Data Dilemma

Data Dilemma

This week we’ve seen two significant events related to breaches of data. First came news of a coordinated attack of the iCloud, next came word that Home Depot was also breeched. These events follow the well-publicized and very expensive attack on Target during the Christmas shopping season. While these attacks may not seem to have anything to do with diabetes, they are actually a very real threat to the future of diabetes management. A future which is increasingly using cloud based technology to store and share patient data.

Increasingly employers are incentivizing employees when they achieve certain health related goals, i.e. losing weight, quitting smoking, lowering cholesterol levels, etc. According to a study by Fidelity Investments and the National Business Group on Health spending on corporate wellness incentives has doubled to $594 per employee since 2009. These programs work in large part not just due to the incentives offered but also because the employer can obtain verifiable data. Whether it’s through the use of wearable technology or systems which transmit data directly to the cloud or the patient’s smartphone, employers can literally track in near real time how the employee is doing.
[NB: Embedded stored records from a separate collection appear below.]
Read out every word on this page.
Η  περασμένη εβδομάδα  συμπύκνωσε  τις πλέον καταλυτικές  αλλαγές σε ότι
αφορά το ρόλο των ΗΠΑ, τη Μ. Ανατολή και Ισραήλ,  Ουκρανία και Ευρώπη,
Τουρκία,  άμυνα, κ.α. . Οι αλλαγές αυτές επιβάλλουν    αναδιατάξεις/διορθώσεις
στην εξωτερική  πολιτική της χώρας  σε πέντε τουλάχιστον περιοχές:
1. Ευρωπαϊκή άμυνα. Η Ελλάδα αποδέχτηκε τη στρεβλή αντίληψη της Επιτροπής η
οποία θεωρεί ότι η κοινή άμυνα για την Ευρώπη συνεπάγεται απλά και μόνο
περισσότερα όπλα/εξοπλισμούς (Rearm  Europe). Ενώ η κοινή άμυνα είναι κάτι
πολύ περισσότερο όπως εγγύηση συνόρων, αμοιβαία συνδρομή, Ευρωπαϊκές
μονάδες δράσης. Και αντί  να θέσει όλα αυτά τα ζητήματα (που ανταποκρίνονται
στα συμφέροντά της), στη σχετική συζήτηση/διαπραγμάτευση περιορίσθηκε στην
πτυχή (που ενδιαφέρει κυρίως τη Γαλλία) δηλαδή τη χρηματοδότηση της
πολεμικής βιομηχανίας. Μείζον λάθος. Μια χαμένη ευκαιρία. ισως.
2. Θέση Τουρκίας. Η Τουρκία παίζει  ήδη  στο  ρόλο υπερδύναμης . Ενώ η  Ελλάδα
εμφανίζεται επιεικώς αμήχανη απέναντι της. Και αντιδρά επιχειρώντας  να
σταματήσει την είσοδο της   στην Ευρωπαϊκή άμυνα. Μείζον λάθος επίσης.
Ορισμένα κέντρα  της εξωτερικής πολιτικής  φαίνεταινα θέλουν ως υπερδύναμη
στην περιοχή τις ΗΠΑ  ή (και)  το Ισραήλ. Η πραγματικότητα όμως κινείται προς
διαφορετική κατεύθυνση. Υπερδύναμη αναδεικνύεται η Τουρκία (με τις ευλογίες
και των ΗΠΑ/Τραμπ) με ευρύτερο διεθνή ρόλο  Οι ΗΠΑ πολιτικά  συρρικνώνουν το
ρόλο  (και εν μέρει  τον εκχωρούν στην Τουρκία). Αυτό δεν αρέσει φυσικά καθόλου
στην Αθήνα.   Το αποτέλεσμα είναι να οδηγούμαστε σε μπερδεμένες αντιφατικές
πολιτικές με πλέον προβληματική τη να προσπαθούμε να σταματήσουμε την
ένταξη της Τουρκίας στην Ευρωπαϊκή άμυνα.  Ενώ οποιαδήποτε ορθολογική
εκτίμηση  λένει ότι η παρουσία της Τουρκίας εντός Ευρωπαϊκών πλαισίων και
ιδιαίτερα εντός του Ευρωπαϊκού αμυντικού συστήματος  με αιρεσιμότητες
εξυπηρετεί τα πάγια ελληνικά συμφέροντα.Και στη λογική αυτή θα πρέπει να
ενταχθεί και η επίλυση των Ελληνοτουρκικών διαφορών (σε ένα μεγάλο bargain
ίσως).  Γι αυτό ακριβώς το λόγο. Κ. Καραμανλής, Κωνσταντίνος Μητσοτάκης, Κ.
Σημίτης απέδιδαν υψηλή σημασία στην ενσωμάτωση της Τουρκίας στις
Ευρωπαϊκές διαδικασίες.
As we have been stating for some time diabetes management is quickly moving in this direction. Already there are a host of glucose monitors that transmit data to a patient’s smartphone or cloud or both. As we noted this morning it won’t be long before the Dexcom (NASDAQ:DXCM) system transmit data to a smartphone. Quite frankly diabetes is a near perfect disease state for the use of incentives, as there is near universal agreement on what defines good control, data which is easily verifiable.

However as we have seen this highly sensitive and very private data may not be all that private after all. Many privacy experts fear that this highly sensitive and very personal data could be used against the employee. Just as patients are now being rewarded for good behavior, some privacy experts fear that non-compliant patients may be punished for “bad” behavior. Think of it this way, let’s say there’s an employee with diabetes with an HbA1C of 8.6 (well above 7 the standard for good control) whose not regularly monitoring their glucose, not losing weight and failing to exercise. Things the employer could know given all this data is being tracked and stored. Privacy advocates fear that employers could find creative ways to dismiss this out of control as they are pushing the employers’ healthcare costs higher.

This is no small concern especially for patients with diabetes. As we have stated on numerous occasions managing diabetes is 24 hour a day 7 day a week 365 days a year job with no days off. Making matters worse it often takes time for the patient and there healthcare team to find the right combination of medications and behavior modifications to reach solid control. The simple fact what works for one patient doesn’t necessarily work for another, even if they are diagnosed with the same type of diabetes. This is one of the most madding aspects of diabetes management.  Yet even when the patient reaches good control the battle isn’t over as it then becomes a constant battle of keeping them under good control.

Our fear here is that these well-earned fears of data abuse will slow the development and deployment of interconnected diabetes management (IDM) systems.  At the moment IDM is the wild west of diabetes management as few of these systems have undergone the rigors of clinical trials or been subjected to FDA scrutiny. Keep in mind this is the same agency that seems to believe that patients with diabetes act like heroin addicts sharing their lancing devices with reckless abandon while passing along HIV or Hepatitis to unsuspecting patients.

As much as the FDA would like to move into the 21st century this is an agency where change moves at glacial speed, somewhere where reform is a dirty word. We can only imagine the obstacles they will throw in front of Apple, Google and Samsung when they bring before the agency a smartwatch or some other whiz bang device which measures among other things a patients glucose levels.

Now a reasonable person, and yes there are many in the wacky world, would say that the FDA should balance the needs to protect sensitive data against the needs to help patients achieve better outcomes. While this sounds logical, logical and the FDA don’t mix well think oil and water.

Ultimately Diabetic Investor believes it should be up to the patient to decide what if any data is shared. As much as cloud based technology is blessing, it’s also can be a curse just ask the celebrities whose nude photos are now an internet sensation.

This fundamentally is the issue facing IDM how do we protect sensitive highly personal data from being used against the patient.  We aren’t as concerned that a hacker would steal this information as quite frankly we can’t see a profit in it. This isn’t like stealing credit or debit card numbers. A more realistic scenario is not having this data used to terminate an employee or deny them employment.

There are many positive aspect of IDM and we strongly believe it’s just a matter of time before these systems become the norm and not the exception. Still the concerns raised by privacy advocates are very real and must be addressed if for no other reason as ultimately it’s the patient who needs to feel that their data is protected.